How LC/MS Is Being Used for Broad-Scale Proteomic Analysis
Altelaar, et al., point out that, in 2008, this LC/MS approach enabled researchers from the Max Planck Institute in Germany to characterize all the proteins of a type of yeast. At that time, the process took several days, however, just four years later, researchers at the same institute were able to run a very similar study in just a few hours. Also, another study that same year showed that the approach also worked to profile the larger number of proteins expressed in human cells.
More complex analyses has also been done using LC/MS. For example, groups in the Netherlands and Wisconsin used LC/MS analysis to compare all the expressed proteins in human embryonic stem cells with induced pluripotent stem cells, which are made in the lab from differentiated adult cells. There did not appear to be a significant difference in the protein composition of these two types of cells, suggesting that induced pluripotent stem cells maybe a reasonable substitute for human embryo-derived stem cells.
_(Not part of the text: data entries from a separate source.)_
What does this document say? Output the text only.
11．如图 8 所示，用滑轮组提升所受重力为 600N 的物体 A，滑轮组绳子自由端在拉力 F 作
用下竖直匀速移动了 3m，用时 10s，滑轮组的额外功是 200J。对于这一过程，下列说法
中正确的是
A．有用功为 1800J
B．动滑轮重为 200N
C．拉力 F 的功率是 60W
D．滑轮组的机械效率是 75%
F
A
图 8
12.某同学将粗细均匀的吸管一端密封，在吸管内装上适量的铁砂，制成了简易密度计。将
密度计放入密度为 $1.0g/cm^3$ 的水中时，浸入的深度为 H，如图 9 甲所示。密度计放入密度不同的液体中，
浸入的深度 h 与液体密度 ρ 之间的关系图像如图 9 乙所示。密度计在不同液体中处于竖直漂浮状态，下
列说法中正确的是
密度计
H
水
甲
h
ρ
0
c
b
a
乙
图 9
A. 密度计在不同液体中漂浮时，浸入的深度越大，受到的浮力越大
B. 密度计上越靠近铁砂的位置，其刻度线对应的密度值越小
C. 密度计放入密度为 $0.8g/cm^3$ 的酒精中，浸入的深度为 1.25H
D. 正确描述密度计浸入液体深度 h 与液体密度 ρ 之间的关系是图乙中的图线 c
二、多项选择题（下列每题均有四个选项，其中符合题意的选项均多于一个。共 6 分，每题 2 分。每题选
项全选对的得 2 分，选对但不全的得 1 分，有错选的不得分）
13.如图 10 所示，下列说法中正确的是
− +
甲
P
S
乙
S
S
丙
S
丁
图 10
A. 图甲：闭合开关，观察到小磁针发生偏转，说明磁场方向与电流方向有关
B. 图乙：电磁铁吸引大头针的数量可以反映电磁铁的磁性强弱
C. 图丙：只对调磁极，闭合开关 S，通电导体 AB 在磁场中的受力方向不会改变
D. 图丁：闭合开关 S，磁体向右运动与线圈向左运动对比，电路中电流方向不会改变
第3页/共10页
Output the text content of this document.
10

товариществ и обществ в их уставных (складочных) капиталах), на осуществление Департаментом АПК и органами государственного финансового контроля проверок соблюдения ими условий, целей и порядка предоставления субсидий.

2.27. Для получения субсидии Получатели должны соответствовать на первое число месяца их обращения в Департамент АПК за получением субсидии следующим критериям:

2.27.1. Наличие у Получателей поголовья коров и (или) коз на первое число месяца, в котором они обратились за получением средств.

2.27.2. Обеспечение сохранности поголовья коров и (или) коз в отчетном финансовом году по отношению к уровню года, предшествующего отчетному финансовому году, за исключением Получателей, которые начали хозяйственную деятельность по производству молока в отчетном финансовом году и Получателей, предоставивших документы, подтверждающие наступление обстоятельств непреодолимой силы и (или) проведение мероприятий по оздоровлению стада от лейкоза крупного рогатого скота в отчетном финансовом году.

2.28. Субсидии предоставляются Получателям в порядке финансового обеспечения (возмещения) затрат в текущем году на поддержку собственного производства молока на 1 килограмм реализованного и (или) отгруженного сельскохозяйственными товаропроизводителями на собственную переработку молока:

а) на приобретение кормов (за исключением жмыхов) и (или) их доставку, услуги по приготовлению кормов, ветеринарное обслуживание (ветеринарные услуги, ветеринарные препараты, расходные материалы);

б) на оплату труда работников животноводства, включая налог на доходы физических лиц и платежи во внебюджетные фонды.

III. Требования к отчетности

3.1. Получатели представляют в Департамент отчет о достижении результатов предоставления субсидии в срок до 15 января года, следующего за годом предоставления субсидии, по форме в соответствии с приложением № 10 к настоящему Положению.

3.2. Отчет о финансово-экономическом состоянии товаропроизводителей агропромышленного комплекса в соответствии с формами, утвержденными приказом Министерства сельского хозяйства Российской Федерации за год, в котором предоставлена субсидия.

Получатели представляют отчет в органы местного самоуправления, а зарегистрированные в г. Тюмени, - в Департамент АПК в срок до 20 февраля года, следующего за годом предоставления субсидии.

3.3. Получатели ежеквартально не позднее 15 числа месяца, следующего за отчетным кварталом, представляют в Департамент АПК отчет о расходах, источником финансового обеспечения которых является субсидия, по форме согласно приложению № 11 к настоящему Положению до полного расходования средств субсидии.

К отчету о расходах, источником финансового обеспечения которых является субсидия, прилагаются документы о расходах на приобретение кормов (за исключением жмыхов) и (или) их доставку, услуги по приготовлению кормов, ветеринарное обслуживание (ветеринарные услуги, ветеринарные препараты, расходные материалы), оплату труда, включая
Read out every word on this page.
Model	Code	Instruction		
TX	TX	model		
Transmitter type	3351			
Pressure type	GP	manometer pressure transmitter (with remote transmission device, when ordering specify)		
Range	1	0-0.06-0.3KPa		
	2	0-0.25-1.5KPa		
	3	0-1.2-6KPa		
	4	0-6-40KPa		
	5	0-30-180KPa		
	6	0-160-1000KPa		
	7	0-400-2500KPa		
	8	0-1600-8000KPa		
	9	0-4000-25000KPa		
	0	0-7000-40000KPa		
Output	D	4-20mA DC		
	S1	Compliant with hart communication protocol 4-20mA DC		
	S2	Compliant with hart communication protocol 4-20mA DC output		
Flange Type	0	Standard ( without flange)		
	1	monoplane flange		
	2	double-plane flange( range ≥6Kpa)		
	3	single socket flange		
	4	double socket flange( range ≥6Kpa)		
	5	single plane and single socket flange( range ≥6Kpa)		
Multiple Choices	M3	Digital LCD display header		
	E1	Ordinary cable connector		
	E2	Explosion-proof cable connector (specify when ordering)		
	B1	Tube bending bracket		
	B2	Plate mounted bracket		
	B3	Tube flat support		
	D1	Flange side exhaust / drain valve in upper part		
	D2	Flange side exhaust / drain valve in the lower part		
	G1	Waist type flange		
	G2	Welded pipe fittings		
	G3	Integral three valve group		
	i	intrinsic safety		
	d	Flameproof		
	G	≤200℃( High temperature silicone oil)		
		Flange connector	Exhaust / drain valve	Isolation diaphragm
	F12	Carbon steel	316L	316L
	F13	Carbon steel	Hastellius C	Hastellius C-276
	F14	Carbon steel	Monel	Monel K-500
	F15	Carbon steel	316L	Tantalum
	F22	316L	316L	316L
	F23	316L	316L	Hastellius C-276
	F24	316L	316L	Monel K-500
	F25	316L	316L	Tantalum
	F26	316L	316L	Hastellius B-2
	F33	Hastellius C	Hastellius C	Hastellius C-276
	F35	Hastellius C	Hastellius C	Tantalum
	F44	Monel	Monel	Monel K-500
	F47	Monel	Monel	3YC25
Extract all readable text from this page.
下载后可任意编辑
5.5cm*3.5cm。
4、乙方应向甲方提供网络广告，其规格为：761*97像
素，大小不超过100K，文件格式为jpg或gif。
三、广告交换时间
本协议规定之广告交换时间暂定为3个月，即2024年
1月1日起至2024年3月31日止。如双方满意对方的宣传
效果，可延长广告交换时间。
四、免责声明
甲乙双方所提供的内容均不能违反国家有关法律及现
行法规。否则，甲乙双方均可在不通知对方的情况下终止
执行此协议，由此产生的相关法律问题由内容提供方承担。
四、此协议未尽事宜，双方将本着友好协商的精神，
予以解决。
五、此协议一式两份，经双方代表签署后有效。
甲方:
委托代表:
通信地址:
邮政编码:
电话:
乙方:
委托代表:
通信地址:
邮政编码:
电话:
Unraveling the Complexity of Proteins
While the LC/MS approach is very powerful, proteomic analysis also involves more than just looking at which proteins are expressed in particular cells. As mentioned above, there are hundreds of ways proteins can be modified and controlled. For example, cells often regulate responses to their environment by activating or deactivating proteins in series through chemical modifications, such as adding or removing a phosphate molecule, to create a signalling cascade of events—almost like dominos falling in a series. Proteomic analysis requires monitoring these sorts of modifications and understanding which proteins interact with each other in addition to simply knowing the protein levels present. There are estimated to be more than 130,000 protein-protein interactions in humans.
Is This the Start of a Revolution in Proteomics?
As a result of the complexity of proteins, there is still a long way to go before LC/MS technology has the capability to easily generate a comprehensive picture of the proteome of any living cell as conveniently and cost effectively as whole-genome sequencing can do for the genome. However, there has been a real, almost revolutionary, advance in the system-wide analysis of proteins in just the last several years.
For example, Altelaar, et al. point out a recent study from Stanford that combined protein LC/MS results with complementary system-wide genetic, immunologic, metabolic analyses to monitor the physiology of an individual over a 14-month period. The results showed how dynamic all these measurements are over an extended period, and the extent to which the integrated data provides a much more complete picture of an individual’s state of health than data from any one class of biomolecules provides.
While use in the clinic is still many years off, it is clear that advanced LC/MS certainly will significantly advance our understanding of disease, identify the mechanisms of drug resistance, and identify new biomarkers for diagnosis and treatment. System-wide proteomic analysis will likely produce from illuminating and surprising results over the next several years.